Question

Prove the law of conservation of energy for a particle performing simple harmonic motion. Hence graphically show the variation of kinetic energy and potential energy w.r.t. instantaneous displacement.

Answer 1

Hint: Calculate the total energy i.e. the sum of kinetic and potential energies of the particle in SHM at different values of displacement i.e. (i) when displacement is at any variable distance x, (ii) when displacement x=A (maximum displacement/amplitude) and (iii) when displacement x=0 (mean position)
The total energy of the particle will always remain constant.

Formula Used: he kinetic energy and potential energy of a particle performing SHM is given by:

K.E = $\dfrac{1}{2}m{\omega ^2}\left( {{A^2} - {x^2}} \right)$
P.E = $\dfrac{1}{2}m{\omega ^2}{x^2}$

Complete step by step answer:
Consider a particle of mass m, performing linear simple harmonic motion.
We take three cases when displacement of the particle, x varies.

Case1: Particle is at displacement x from the mean position O.
Here kinetic energy of the particle is:
 $KE = \dfrac{1}{2}m{\omega ^2}({A^2} - {x^2})$
Potential Energy of particle at x:
$PE = \dfrac{1}{2}m{\omega ^2}{x^2}$
Hence, Total energy = KE+PE
$ \Rightarrow \dfrac{1}{2}m{\omega ^2}({A^2} - {x^2}) + \dfrac{1}{2}m{\omega ^2}{x^2}$
$ \Rightarrow \dfrac{1}{2}m{\omega ^2}({A^2} - {x^2} + {x^2})$
$ \Rightarrow \dfrac{1}{2}m{\omega ^2}{A^2}$ ………eq1
Case2: Particle is at mean position i.e. x=0

Here, kinetic energy of particle is:
$KE = \dfrac{1}{2}m{\omega ^2}({A^2} - {x^2})$
$ \Rightarrow \dfrac{1}{2}m{\omega ^2}({A^2} - {0^2}) = \dfrac{1}{2}m{\omega ^2}{A^2}$
Potential energy at x=0 is:
$PE = \dfrac{1}{2}m{\omega ^2}{x^2}$
$ \Rightarrow \dfrac{1}{2}m{\omega ^2}{0^2} \Rightarrow 0$
Hence, total energy=KE+PE
 $ \Rightarrow \dfrac{1}{2}m{\omega ^2}{A^2} + 0$
$ \Rightarrow \dfrac{1}{2}m{\omega ^2}{A^2}$ ……………eq2
Case3: Particle at maximum displacement from mean position i.e. x=A (A=Amplitude of SHM)
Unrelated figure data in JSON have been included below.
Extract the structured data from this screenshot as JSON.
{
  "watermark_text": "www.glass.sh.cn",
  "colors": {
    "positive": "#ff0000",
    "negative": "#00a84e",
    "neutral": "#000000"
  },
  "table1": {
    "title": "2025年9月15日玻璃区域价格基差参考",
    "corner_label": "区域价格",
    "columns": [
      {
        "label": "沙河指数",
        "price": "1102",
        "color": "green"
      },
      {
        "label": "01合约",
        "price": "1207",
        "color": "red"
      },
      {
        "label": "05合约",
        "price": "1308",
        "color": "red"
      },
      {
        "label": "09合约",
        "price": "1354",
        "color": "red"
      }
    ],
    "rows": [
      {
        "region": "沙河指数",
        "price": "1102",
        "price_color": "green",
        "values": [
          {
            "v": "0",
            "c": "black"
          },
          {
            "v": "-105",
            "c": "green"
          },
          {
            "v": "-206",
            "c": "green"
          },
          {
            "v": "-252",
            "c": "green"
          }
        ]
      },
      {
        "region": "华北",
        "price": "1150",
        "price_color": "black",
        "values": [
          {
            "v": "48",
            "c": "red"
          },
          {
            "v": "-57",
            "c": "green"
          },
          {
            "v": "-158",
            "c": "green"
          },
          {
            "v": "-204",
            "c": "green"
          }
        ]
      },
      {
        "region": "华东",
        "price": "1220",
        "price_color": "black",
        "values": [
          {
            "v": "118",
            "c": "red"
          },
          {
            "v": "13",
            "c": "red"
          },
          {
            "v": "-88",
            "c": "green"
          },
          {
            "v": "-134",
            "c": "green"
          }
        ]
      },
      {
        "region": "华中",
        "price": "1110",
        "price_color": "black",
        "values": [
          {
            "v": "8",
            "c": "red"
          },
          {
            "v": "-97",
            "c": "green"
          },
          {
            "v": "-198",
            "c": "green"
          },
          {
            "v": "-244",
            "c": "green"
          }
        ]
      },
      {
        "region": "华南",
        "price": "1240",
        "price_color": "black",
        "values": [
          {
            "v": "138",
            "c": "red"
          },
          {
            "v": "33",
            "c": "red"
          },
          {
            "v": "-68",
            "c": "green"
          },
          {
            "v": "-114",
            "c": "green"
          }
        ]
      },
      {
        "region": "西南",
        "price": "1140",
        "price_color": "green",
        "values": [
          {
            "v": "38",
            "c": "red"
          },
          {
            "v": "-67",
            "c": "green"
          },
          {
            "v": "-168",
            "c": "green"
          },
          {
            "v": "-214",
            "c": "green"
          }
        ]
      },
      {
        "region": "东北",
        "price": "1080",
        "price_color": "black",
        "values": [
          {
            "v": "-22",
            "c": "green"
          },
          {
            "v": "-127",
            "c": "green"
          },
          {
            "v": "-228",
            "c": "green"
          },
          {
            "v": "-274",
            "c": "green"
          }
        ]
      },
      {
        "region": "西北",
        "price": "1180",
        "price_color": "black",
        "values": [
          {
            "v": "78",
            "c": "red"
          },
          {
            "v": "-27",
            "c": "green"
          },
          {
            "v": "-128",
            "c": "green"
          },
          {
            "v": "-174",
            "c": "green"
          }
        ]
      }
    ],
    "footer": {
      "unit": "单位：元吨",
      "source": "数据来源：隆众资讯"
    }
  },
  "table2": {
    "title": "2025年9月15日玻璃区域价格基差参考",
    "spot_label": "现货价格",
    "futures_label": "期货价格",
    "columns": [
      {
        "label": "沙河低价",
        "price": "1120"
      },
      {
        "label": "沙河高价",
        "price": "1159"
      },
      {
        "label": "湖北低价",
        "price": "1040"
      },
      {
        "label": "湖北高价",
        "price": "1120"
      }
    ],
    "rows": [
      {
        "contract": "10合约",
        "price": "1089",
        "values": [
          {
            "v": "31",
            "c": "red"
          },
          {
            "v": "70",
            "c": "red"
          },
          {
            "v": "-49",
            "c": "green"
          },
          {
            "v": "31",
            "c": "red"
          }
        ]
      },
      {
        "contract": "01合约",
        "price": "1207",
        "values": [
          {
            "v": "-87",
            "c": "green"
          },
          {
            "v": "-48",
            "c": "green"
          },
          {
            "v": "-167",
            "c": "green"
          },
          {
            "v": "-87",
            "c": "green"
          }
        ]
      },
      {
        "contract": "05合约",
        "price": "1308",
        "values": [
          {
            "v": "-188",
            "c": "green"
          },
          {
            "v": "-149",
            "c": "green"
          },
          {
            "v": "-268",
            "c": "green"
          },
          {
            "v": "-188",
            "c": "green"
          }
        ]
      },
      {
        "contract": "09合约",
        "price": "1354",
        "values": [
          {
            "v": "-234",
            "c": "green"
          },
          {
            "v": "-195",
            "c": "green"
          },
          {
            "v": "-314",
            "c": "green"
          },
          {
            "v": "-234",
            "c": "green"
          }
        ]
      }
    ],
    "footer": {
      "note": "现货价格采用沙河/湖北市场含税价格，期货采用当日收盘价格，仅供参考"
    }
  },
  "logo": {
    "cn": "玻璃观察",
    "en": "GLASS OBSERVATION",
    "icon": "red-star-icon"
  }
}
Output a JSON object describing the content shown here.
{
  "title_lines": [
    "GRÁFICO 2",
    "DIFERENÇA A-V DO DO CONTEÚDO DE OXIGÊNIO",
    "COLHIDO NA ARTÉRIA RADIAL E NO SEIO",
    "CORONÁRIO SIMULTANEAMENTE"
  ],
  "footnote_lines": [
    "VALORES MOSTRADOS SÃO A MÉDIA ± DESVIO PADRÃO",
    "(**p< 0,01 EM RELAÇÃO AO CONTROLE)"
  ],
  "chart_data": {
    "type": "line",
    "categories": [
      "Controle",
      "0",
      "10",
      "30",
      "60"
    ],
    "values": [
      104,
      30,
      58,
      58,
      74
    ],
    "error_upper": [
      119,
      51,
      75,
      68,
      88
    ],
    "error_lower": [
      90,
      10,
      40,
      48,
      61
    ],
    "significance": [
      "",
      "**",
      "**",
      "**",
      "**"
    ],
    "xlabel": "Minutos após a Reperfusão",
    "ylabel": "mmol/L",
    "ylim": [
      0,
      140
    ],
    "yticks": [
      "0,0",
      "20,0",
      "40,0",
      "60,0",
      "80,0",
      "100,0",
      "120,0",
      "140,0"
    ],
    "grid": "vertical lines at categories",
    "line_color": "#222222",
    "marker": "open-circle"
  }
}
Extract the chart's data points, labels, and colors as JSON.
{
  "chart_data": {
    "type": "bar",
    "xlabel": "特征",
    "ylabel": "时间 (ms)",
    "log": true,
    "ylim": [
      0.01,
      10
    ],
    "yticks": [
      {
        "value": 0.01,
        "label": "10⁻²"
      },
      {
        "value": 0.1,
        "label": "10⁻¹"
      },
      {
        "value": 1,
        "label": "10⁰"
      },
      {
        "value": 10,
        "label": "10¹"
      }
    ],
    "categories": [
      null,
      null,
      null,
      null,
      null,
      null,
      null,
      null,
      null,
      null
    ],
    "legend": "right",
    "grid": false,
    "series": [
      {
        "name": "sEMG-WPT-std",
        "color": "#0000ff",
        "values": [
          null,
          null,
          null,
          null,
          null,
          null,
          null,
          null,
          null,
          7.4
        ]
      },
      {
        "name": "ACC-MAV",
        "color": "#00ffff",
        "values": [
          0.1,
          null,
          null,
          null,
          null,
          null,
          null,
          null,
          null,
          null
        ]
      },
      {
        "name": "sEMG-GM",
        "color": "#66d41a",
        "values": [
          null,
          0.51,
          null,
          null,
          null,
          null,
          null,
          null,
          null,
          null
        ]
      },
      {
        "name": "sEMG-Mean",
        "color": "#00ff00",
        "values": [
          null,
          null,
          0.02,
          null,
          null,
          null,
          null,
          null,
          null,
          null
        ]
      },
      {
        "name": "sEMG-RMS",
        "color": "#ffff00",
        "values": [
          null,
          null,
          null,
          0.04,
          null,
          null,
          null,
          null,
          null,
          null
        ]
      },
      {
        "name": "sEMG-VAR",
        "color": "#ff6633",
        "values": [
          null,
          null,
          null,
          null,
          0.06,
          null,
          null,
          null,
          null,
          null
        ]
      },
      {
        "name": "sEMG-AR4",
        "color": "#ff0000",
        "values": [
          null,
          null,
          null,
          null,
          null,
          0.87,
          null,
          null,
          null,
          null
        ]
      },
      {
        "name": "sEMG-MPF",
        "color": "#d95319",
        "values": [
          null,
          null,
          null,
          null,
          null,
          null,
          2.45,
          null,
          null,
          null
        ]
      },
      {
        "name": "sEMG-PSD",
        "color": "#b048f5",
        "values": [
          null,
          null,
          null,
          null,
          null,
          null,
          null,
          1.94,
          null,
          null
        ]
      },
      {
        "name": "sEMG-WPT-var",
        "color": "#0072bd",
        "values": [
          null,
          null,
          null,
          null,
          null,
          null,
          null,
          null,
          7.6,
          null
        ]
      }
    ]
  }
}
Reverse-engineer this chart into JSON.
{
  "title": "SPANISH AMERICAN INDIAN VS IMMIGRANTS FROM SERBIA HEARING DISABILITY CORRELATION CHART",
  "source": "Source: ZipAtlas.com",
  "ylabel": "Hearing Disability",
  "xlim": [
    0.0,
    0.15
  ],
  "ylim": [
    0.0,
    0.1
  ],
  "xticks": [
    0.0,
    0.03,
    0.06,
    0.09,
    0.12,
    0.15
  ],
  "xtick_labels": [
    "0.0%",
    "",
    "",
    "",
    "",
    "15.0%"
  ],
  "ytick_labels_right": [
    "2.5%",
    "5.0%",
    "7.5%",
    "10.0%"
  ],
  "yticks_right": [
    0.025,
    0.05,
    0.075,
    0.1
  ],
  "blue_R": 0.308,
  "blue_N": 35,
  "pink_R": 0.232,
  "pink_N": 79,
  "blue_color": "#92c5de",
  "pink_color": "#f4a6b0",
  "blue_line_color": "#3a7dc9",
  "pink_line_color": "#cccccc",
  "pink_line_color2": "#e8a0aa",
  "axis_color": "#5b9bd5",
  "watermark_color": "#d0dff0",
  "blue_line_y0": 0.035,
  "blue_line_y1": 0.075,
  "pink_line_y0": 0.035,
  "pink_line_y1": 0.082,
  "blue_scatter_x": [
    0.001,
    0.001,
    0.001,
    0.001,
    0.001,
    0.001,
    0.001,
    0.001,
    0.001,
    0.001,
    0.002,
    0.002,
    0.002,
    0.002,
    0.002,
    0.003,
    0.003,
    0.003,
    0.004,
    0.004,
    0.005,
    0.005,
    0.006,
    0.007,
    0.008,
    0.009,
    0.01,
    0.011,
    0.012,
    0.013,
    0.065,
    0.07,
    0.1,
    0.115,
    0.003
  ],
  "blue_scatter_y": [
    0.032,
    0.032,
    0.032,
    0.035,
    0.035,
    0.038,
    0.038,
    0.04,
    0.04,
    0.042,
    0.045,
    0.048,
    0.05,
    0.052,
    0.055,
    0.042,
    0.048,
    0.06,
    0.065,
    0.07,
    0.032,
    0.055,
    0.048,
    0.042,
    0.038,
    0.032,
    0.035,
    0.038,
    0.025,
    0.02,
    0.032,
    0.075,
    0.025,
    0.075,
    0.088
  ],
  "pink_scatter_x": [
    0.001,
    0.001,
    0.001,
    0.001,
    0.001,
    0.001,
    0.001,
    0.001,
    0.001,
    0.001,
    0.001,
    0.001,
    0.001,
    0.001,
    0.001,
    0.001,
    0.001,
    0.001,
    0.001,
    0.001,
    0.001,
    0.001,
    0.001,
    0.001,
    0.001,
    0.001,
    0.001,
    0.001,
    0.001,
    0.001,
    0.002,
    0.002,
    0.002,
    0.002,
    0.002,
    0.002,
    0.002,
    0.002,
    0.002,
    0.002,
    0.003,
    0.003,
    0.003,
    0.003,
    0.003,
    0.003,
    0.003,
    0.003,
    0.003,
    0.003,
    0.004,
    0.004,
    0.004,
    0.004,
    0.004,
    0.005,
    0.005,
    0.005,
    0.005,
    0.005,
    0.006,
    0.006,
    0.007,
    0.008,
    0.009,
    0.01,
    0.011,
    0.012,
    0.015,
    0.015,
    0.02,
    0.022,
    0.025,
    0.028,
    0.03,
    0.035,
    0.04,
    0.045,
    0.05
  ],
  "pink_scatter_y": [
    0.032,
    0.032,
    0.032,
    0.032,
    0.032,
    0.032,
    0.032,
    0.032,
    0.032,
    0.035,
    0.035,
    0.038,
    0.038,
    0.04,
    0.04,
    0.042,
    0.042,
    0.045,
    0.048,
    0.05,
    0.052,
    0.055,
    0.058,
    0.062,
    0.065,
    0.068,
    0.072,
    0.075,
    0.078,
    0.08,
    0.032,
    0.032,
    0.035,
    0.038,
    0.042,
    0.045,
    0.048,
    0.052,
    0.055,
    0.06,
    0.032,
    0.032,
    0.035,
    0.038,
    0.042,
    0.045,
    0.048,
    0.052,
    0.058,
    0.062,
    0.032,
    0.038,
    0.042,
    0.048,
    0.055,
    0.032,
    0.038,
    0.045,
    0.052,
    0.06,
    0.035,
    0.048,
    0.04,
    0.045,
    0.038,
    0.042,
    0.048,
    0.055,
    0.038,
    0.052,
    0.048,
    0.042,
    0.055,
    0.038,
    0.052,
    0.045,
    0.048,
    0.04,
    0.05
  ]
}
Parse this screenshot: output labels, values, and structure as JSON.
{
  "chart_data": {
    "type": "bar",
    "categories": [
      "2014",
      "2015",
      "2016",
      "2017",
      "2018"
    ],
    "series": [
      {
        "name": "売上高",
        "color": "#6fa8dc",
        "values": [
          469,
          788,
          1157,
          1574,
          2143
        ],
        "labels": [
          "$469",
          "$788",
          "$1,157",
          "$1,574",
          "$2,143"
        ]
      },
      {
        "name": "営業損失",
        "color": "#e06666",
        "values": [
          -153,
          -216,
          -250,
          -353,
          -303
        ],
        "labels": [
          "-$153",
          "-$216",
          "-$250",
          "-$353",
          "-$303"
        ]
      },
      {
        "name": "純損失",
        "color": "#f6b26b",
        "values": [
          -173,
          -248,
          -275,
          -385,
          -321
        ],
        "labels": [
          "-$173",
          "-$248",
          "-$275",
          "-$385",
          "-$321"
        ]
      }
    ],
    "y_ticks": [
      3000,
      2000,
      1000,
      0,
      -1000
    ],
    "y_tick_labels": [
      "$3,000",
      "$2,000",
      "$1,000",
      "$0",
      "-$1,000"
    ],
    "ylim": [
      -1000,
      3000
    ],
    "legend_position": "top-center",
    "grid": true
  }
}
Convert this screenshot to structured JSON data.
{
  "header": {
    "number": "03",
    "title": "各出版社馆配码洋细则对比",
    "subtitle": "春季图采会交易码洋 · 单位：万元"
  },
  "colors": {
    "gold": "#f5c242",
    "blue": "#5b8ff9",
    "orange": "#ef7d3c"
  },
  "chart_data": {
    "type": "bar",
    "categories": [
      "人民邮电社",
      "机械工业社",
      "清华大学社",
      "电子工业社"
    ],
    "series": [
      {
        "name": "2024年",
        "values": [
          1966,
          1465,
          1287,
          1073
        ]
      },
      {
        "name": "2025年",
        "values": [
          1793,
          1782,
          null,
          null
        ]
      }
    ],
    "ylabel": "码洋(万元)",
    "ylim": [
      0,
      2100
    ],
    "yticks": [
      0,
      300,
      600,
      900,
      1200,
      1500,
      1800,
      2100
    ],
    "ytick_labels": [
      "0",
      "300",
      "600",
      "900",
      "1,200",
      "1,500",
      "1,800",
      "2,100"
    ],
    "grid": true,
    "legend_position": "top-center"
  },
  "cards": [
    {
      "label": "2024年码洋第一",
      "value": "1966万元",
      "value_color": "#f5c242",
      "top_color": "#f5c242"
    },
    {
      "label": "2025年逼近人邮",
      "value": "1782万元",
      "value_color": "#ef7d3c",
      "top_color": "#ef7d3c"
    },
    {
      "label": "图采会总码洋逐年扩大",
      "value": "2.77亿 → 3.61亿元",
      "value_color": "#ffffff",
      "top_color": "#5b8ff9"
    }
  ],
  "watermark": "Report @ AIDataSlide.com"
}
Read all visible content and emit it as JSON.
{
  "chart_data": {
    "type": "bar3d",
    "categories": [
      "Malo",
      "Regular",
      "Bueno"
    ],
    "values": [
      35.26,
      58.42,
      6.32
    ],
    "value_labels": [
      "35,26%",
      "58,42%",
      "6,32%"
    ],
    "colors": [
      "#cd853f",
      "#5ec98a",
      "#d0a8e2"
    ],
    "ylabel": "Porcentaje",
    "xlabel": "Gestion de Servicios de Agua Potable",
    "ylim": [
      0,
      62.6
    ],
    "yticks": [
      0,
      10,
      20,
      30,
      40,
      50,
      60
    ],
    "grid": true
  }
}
Here, kinetic energy of particle is:
$KE = \dfrac{1}{2}m{\omega ^2}({A^2} - {x^2})$ $ \Rightarrow \dfrac{1}{2}m{\omega ^2}({A^2} - {A^2}) \Rightarrow 0$
Potential energy of particle is:
$PE = \dfrac{1}{2}m{\omega ^2}{x^2}$ $ \Rightarrow \dfrac{1}{2}m{\omega ^2}{A^2}$
Hence, total energy=KE+PE
 $ \Rightarrow 0 + \dfrac{1}{2}m{\omega ^2}{A^2}$ $ \Rightarrow \dfrac{1}{2}m{\omega ^2}{A^2}$ ……………eq3
From equations 1, 2 and 3, we can observe that the total energy of the particle performing linear simple harmonic motion at any point in its path, remains constant.
Hence Proved.
Variation of kinetic energy and potential energy w.r.t. instantaneous displacement is:

Note:The kinetic energy and potential energy of the particle in SHM can also be given in the terms of phase angle.
So, considering the particle to be at mean position at time t = 0, the equations for its displacement will be given by:
$x = A\sin \omega t$
So, we get:
K.E = $\dfrac{1}{2}m{\omega ^2}{A^2}{\cos ^2}\omega t$
P.E = $\dfrac{1}{2}m{\omega ^2}{A^2}{\sin ^2}\omega t$
Adding them the total energy will again come out to be constant.